The top aides for Michael Dukakis and Jesse Jackson, seeking to heal the breach between the candidates, got off to a "good start" Saturday on negotiations to avert a political war and unite Democrats at their national convention.

The discussions, which came only 48 hours before the start of Monday's convention, renewed optimism in the party that Dukakis and Jackson could make peace, perhaps at a face-to-face meeting before the convention begins.Dukakis, the certain 1988 Democratic presidential nominee, and Jackson, the fiery leader of party insurgents, ordered their aides to the negotiating table in a last-ditch attempt to provide the party with longed-for unity.

An agreement would lead to a unified convention; a breakdown could mean an ugly confrontation during prime time and possibly a shattering of black support for Dukakis in his campaign against George Bush.

Paul Brountas, a close friend and confidant of Dukakis', and Ron Brown, the convention chairman for Jackson, appeared highly pleased with their first session held in Brown's 46th floor room of a luxury Atlanta hotel.

Brown told reporters after the hourlong meeting, "We had a very positive meeting and . . . I think (it is) a good start on our discussions."

Brountas, who rushed from Boston for the session, said, "This is a very good start to a convention which I believe will lead to a unified party."

A second meeting, with more aides from the Dukakis and Jackson campaigns, began shortly after 10 p.m. and continued for two hours. Neither side would comment on those discussions.

Jackson rolled into Atlanta as Brountas and Brown were meeting and immediately held a rally. The mass rally outdoors in sweltering heat, which drew an estimated 20,000, capped a three-day journey from Chicago aboard a bus caravan that made stops in Indiana, Kentucky and Tennessee and had the flavor of the civil rights "Freedom Rides" of a generation ago.

Jackson preached his "Rainbow" sermon of inclusion for the young, black, poor, Hispanics and ultra-liberals who turned him into a major figure on the American political scene and told his backers in a slightly hoarse voice he was not about to give up.

"Make this a great Democratic convention," he said. "Hold on. Let's talk. Hold on. Don't surrender your dream. Let's share. Hold on. Don't surrender your dreams. Let's have partnership. I'm going on to the end. I will never surrender. I will hold on."

Susan Estrich, Dukakis' campaign manager, said on CBS television that the way "we're going to win in November is to reach out to Reverend Jackson, to reach out to his excellent staff . . . to reach out to his supporters."

One of the biggest sticking points between the two camps appears to be over platform issues. But Estrich said that while Dukakis wants to keep discussions open, he is reluctant to let the convention endorse a laundry list of issues _ many of them dear to the most liberal wing of the party _ that Jackson wants brought to the floor.

Dukakis plans a triumphal arrival into the convention city late Sunday.
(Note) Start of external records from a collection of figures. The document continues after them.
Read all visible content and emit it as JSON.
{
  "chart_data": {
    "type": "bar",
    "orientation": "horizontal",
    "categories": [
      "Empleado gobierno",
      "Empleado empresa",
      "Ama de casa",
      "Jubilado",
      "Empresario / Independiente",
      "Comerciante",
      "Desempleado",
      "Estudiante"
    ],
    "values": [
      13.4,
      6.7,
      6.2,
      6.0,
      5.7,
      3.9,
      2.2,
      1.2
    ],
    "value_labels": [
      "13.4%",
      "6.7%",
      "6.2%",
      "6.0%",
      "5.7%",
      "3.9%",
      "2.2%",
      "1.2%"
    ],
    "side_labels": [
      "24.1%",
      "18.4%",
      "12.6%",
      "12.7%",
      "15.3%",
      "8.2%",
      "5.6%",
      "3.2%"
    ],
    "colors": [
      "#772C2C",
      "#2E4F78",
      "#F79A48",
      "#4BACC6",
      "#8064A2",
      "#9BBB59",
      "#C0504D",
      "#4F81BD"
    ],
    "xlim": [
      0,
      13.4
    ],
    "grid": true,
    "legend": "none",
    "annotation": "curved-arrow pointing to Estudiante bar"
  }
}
He remained in Boston to attend to legislative business Saturday.

A Chicago Tribune poll in five battleground states, released Saturday, showed Dukakis holding a 50-39 percent lead over Vice President George Bush. Dukakis led in New York, California and Illinois and tied the Republican candidate in Texas, Bush's adopted home state. The vice president led only in Florida.

Nearly eight years after he was ousted as president, Jimmy Carter returned to the limelight Saturday flashing his toothy smile and urging Democrats to learn from his 1980 defeat at the hands of Ronald Reagan.
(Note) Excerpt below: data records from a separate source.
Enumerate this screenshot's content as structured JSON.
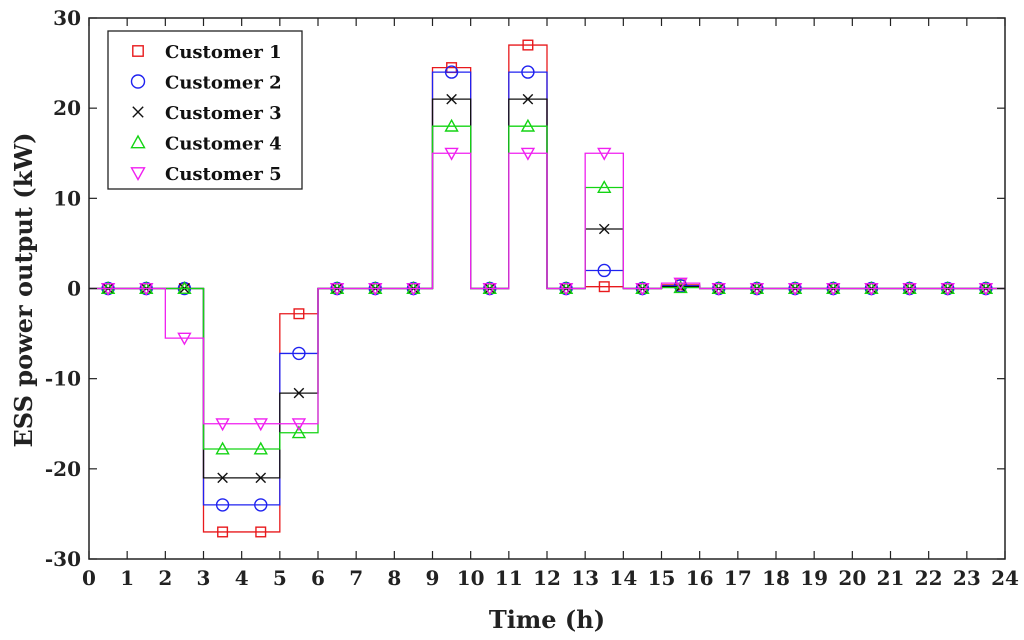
{
  "chart_data": {
    "type": "line",
    "step": true,
    "xlabel": "Time (h)",
    "ylabel": "ESS power output (kW)",
    "xlim": [
      0,
      24
    ],
    "ylim": [
      -30,
      30
    ],
    "xticks": [
      0,
      1,
      2,
      3,
      4,
      5,
      6,
      7,
      8,
      9,
      10,
      11,
      12,
      13,
      14,
      15,
      16,
      17,
      18,
      19,
      20,
      21,
      22,
      23,
      24
    ],
    "yticks": [
      -30,
      -20,
      -10,
      0,
      10,
      20,
      30
    ],
    "grid": false,
    "legend_position": "top-left",
    "x": [
      0.5,
      1.5,
      2.5,
      3.5,
      4.5,
      5.5,
      6.5,
      7.5,
      8.5,
      9.5,
      10.5,
      11.5,
      12.5,
      13.5,
      14.5,
      15.5,
      16.5,
      17.5,
      18.5,
      19.5,
      20.5,
      21.5,
      22.5,
      23.5
    ],
    "series": [
      {
        "name": "Customer 1",
        "color": "#e8191c",
        "marker": "square",
        "values": [
          0,
          0,
          0,
          -27,
          -27,
          -2.8,
          0,
          0,
          0,
          24.5,
          0,
          27,
          0,
          0.2,
          0,
          0.4,
          0,
          0,
          0,
          0,
          0,
          0,
          0,
          0
        ]
      },
      {
        "name": "Customer 2",
        "color": "#1f22f0",
        "marker": "circle",
        "values": [
          0,
          0,
          0,
          -24,
          -24,
          -7.2,
          0,
          0,
          0,
          24,
          0,
          24,
          0,
          2,
          0,
          0.3,
          0,
          0,
          0,
          0,
          0,
          0,
          0,
          0
        ]
      },
      {
        "name": "Customer 3",
        "color": "#111111",
        "marker": "x",
        "values": [
          0,
          0,
          0,
          -21,
          -21,
          -11.6,
          0,
          0,
          0,
          21,
          0,
          21,
          0,
          6.6,
          0,
          0.2,
          0,
          0,
          0,
          0,
          0,
          0,
          0,
          0
        ]
      },
      {
        "name": "Customer 4",
        "color": "#14d414",
        "marker": "triangle-up",
        "values": [
          0,
          0,
          0,
          -17.8,
          -17.8,
          -16,
          0,
          0,
          0,
          18,
          0,
          18,
          0,
          11.2,
          0,
          0.1,
          0,
          0,
          0,
          0,
          0,
          0,
          0,
          0
        ]
      },
      {
        "name": "Customer 5",
        "color": "#f01ff0",
        "marker": "triangle-down",
        "values": [
          0,
          0,
          -5.5,
          -15,
          -15,
          -15,
          0,
          0,
          0,
          15,
          0,
          15,
          0,
          15,
          0,
          0.6,
          0,
          0,
          0,
          0,
          0,
          0,
          0,
          0
        ]
      }
    ]
  }
}
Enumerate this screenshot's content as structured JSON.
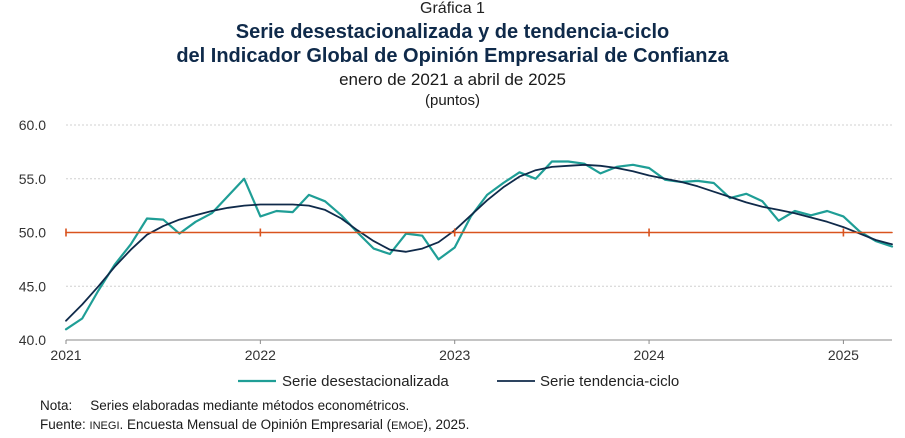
{
  "header": {
    "kicker": "Gráfica 1",
    "title_line1": "Serie desestacionalizada y de tendencia-ciclo",
    "title_line2": "del Indicador Global de Opinión Empresarial de Confianza",
    "subtitle": "enero de 2021 a abril de 2025",
    "units": "(puntos)"
  },
  "chart_data": {
    "type": "line",
    "title": "Serie desestacionalizada y de tendencia-ciclo del Indicador Global de Opinión Empresarial de Confianza",
    "subtitle": "enero de 2021 a abril de 2025",
    "ylabel": "(puntos)",
    "ylim": [
      40.0,
      60.0
    ],
    "yticks": [
      "60.0",
      "55.0",
      "50.0",
      "45.0",
      "40.0"
    ],
    "xticks": [
      "2021",
      "2022",
      "2023",
      "2024",
      "2025"
    ],
    "x_start": "2021-01",
    "x_end": "2025-04",
    "reference_line": 50.0,
    "legend_position": "bottom",
    "grid": "horizontal",
    "series": [
      {
        "name": "Serie desestacionalizada",
        "color": "#1f9e96",
        "values": [
          41.0,
          42.0,
          44.6,
          47.0,
          48.9,
          51.3,
          51.2,
          49.9,
          51.0,
          51.8,
          53.4,
          55.0,
          51.5,
          52.0,
          51.9,
          53.5,
          52.9,
          51.6,
          50.0,
          48.5,
          48.0,
          49.9,
          49.7,
          47.5,
          48.6,
          51.5,
          53.5,
          54.6,
          55.6,
          55.0,
          56.6,
          56.6,
          56.4,
          55.5,
          56.1,
          56.3,
          56.0,
          54.9,
          54.7,
          54.8,
          54.6,
          53.2,
          53.6,
          52.9,
          51.1,
          52.0,
          51.6,
          52.0,
          51.5,
          50.1,
          49.2,
          48.7
        ]
      },
      {
        "name": "Serie tendencia-ciclo",
        "color": "#0f2a4a",
        "values": [
          41.8,
          43.3,
          45.0,
          46.8,
          48.4,
          49.8,
          50.6,
          51.2,
          51.6,
          52.0,
          52.3,
          52.5,
          52.6,
          52.6,
          52.6,
          52.5,
          52.1,
          51.3,
          50.2,
          49.2,
          48.4,
          48.2,
          48.5,
          49.1,
          50.2,
          51.6,
          53.0,
          54.2,
          55.2,
          55.8,
          56.1,
          56.2,
          56.3,
          56.2,
          56.0,
          55.7,
          55.3,
          55.0,
          54.7,
          54.3,
          53.8,
          53.3,
          52.8,
          52.4,
          52.1,
          51.8,
          51.4,
          51.0,
          50.5,
          49.9,
          49.3,
          48.9
        ]
      },
      {
        "name": "",
        "color": "#d9531e",
        "values": [
          50.0,
          50.0,
          50.0,
          50.0,
          50.0,
          50.0,
          50.0,
          50.0,
          50.0,
          50.0,
          50.0,
          50.0,
          50.0,
          50.0,
          50.0,
          50.0,
          50.0,
          50.0,
          50.0,
          50.0,
          50.0,
          50.0,
          50.0,
          50.0,
          50.0,
          50.0,
          50.0,
          50.0,
          50.0,
          50.0,
          50.0,
          50.0,
          50.0,
          50.0,
          50.0,
          50.0,
          50.0,
          50.0,
          50.0,
          50.0,
          50.0,
          50.0,
          50.0,
          50.0,
          50.0,
          50.0,
          50.0,
          50.0,
          50.0,
          50.0,
          50.0,
          50.0
        ]
      }
    ]
  },
  "notes": {
    "nota_label": "Nota:",
    "nota_text": "Series elaboradas mediante métodos econométricos.",
    "fuente_label": "Fuente:",
    "fuente_part1": "INEGI",
    "fuente_part2": ". Encuesta Mensual de Opinión Empresarial (",
    "fuente_part3": "EMOE",
    "fuente_part4": "), 2025."
  }
}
In the center of a shouting throng of reporters during a tour of the Democratic national convention site, the 63-year-old Carter seemed at home and in the heart of his party's politics again.

One reason he lost, Carter said, was the deep divisions in the party stirred by Masssachusetts Sen. Edward Kennedy who challenged Carter for the nomination and waged a bitter party-crippling battle.
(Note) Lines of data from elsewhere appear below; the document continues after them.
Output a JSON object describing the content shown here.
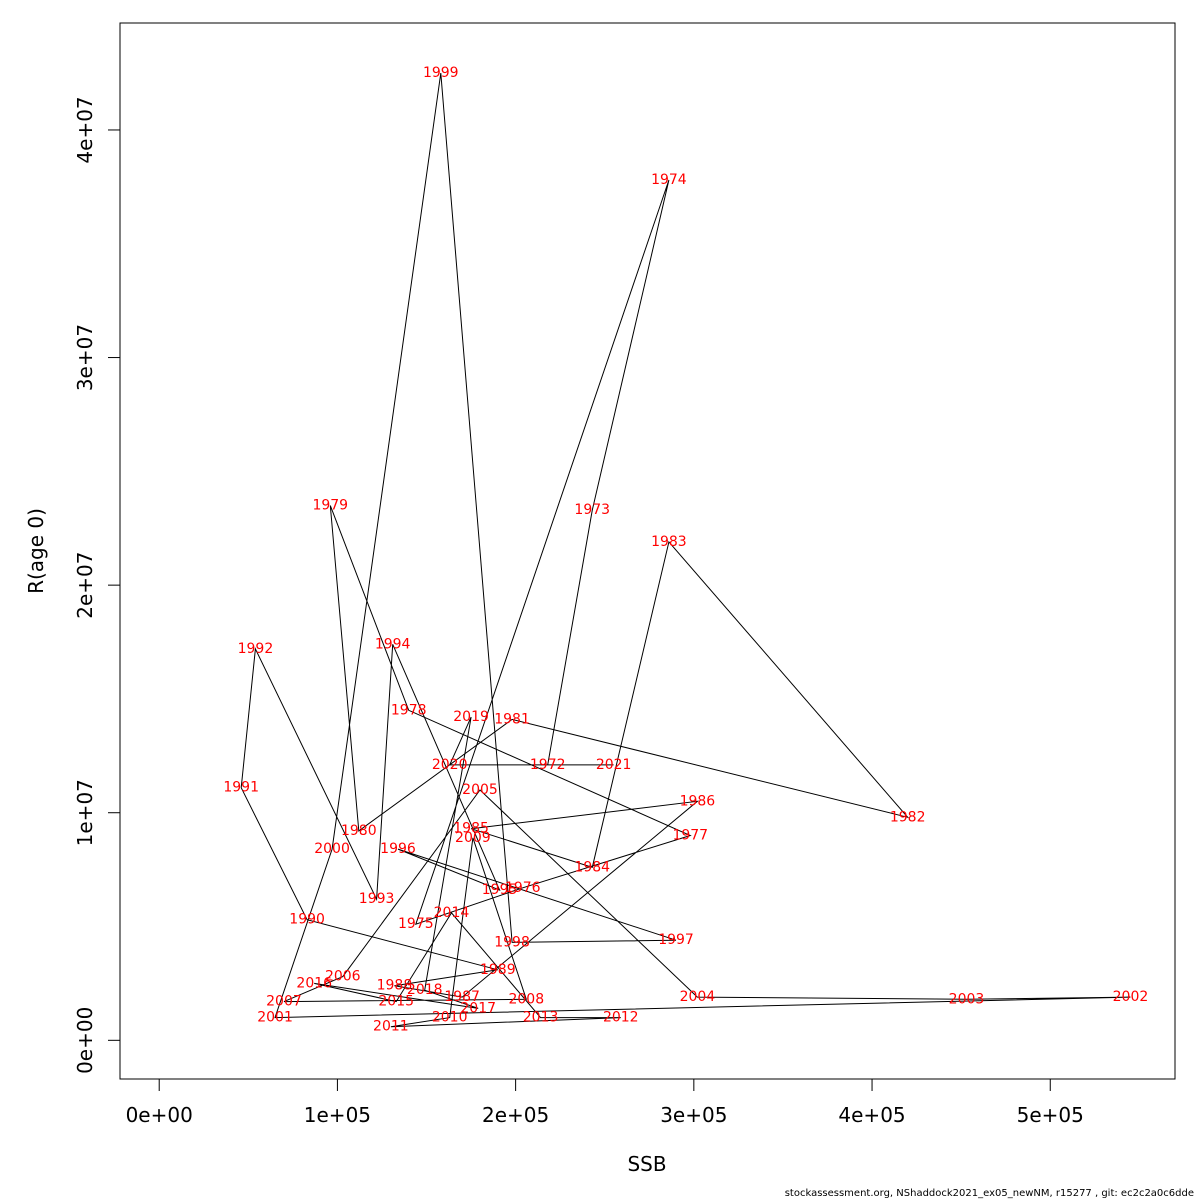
{
  "footer": "stockassessment.org, NShaddock2021_ex05_newNM, r15277 , git: ec2c2a0c6dde",
  "chart_data": {
    "type": "scatter",
    "connected": true,
    "xlabel": "SSB",
    "ylabel": "R(age 0)",
    "xlim": [
      -22000,
      570000
    ],
    "ylim": [
      -1700000,
      44700000
    ],
    "x_ticks": [
      0,
      100000,
      200000,
      300000,
      400000,
      500000
    ],
    "x_tick_labels": [
      "0e+00",
      "1e+05",
      "2e+05",
      "3e+05",
      "4e+05",
      "5e+05"
    ],
    "y_ticks": [
      0,
      10000000,
      20000000,
      30000000,
      40000000
    ],
    "y_tick_labels": [
      "0e+00",
      "1e+07",
      "2e+07",
      "3e+07",
      "4e+07"
    ],
    "label_color": "#ff0000",
    "line_color": "#000000",
    "points": [
      {
        "year": "1972",
        "ssb": 218000,
        "r": 12100000
      },
      {
        "year": "1973",
        "ssb": 243000,
        "r": 23300000
      },
      {
        "year": "1974",
        "ssb": 286000,
        "r": 37800000
      },
      {
        "year": "1975",
        "ssb": 144000,
        "r": 5100000
      },
      {
        "year": "1976",
        "ssb": 204000,
        "r": 6700000
      },
      {
        "year": "1977",
        "ssb": 298000,
        "r": 9000000
      },
      {
        "year": "1978",
        "ssb": 140000,
        "r": 14500000
      },
      {
        "year": "1979",
        "ssb": 96000,
        "r": 23500000
      },
      {
        "year": "1980",
        "ssb": 112000,
        "r": 9200000
      },
      {
        "year": "1981",
        "ssb": 198000,
        "r": 14100000
      },
      {
        "year": "1982",
        "ssb": 420000,
        "r": 9800000
      },
      {
        "year": "1983",
        "ssb": 286000,
        "r": 21900000
      },
      {
        "year": "1984",
        "ssb": 243000,
        "r": 7600000
      },
      {
        "year": "1985",
        "ssb": 175000,
        "r": 9300000
      },
      {
        "year": "1986",
        "ssb": 302000,
        "r": 10500000
      },
      {
        "year": "1987",
        "ssb": 170000,
        "r": 1900000
      },
      {
        "year": "1988",
        "ssb": 132000,
        "r": 2400000
      },
      {
        "year": "1989",
        "ssb": 190000,
        "r": 3100000
      },
      {
        "year": "1990",
        "ssb": 83000,
        "r": 5300000
      },
      {
        "year": "1991",
        "ssb": 46000,
        "r": 11100000
      },
      {
        "year": "1992",
        "ssb": 54000,
        "r": 17200000
      },
      {
        "year": "1993",
        "ssb": 122000,
        "r": 6200000
      },
      {
        "year": "1994",
        "ssb": 131000,
        "r": 17400000
      },
      {
        "year": "1995",
        "ssb": 191000,
        "r": 6600000
      },
      {
        "year": "1996",
        "ssb": 134000,
        "r": 8400000
      },
      {
        "year": "1997",
        "ssb": 290000,
        "r": 4400000
      },
      {
        "year": "1998",
        "ssb": 198000,
        "r": 4300000
      },
      {
        "year": "1999",
        "ssb": 158000,
        "r": 42500000
      },
      {
        "year": "2000",
        "ssb": 97000,
        "r": 8400000
      },
      {
        "year": "2001",
        "ssb": 65000,
        "r": 1000000
      },
      {
        "year": "2002",
        "ssb": 545000,
        "r": 1900000
      },
      {
        "year": "2003",
        "ssb": 453000,
        "r": 1800000
      },
      {
        "year": "2004",
        "ssb": 302000,
        "r": 1900000
      },
      {
        "year": "2005",
        "ssb": 180000,
        "r": 11000000
      },
      {
        "year": "2006",
        "ssb": 103000,
        "r": 2800000
      },
      {
        "year": "2007",
        "ssb": 70000,
        "r": 1700000
      },
      {
        "year": "2008",
        "ssb": 206000,
        "r": 1800000
      },
      {
        "year": "2009",
        "ssb": 176000,
        "r": 8900000
      },
      {
        "year": "2010",
        "ssb": 163000,
        "r": 1000000
      },
      {
        "year": "2011",
        "ssb": 130000,
        "r": 600000
      },
      {
        "year": "2012",
        "ssb": 259000,
        "r": 1000000
      },
      {
        "year": "2013",
        "ssb": 214000,
        "r": 1000000
      },
      {
        "year": "2014",
        "ssb": 164000,
        "r": 5600000
      },
      {
        "year": "2015",
        "ssb": 133000,
        "r": 1700000
      },
      {
        "year": "2016",
        "ssb": 87000,
        "r": 2500000
      },
      {
        "year": "2017",
        "ssb": 179000,
        "r": 1400000
      },
      {
        "year": "2018",
        "ssb": 149000,
        "r": 2200000
      },
      {
        "year": "2019",
        "ssb": 175000,
        "r": 14200000
      },
      {
        "year": "2020",
        "ssb": 163000,
        "r": 12100000
      },
      {
        "year": "2021",
        "ssb": 255000,
        "r": 12100000
      }
    ]
  }
}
Carter said Kennedy hurt him and warned that Dukakis would be hurt if Jackson sits out the campaign and his legions of followers do the same.

He predicted that Dukakis and Jackson would make up their differences and emerge from the convention's last night on Thursday with a united party.

Carter will address the opening session on Monday night before the keynote address by Texas state treasurer Ann Richards. Carter said his talk will be brief.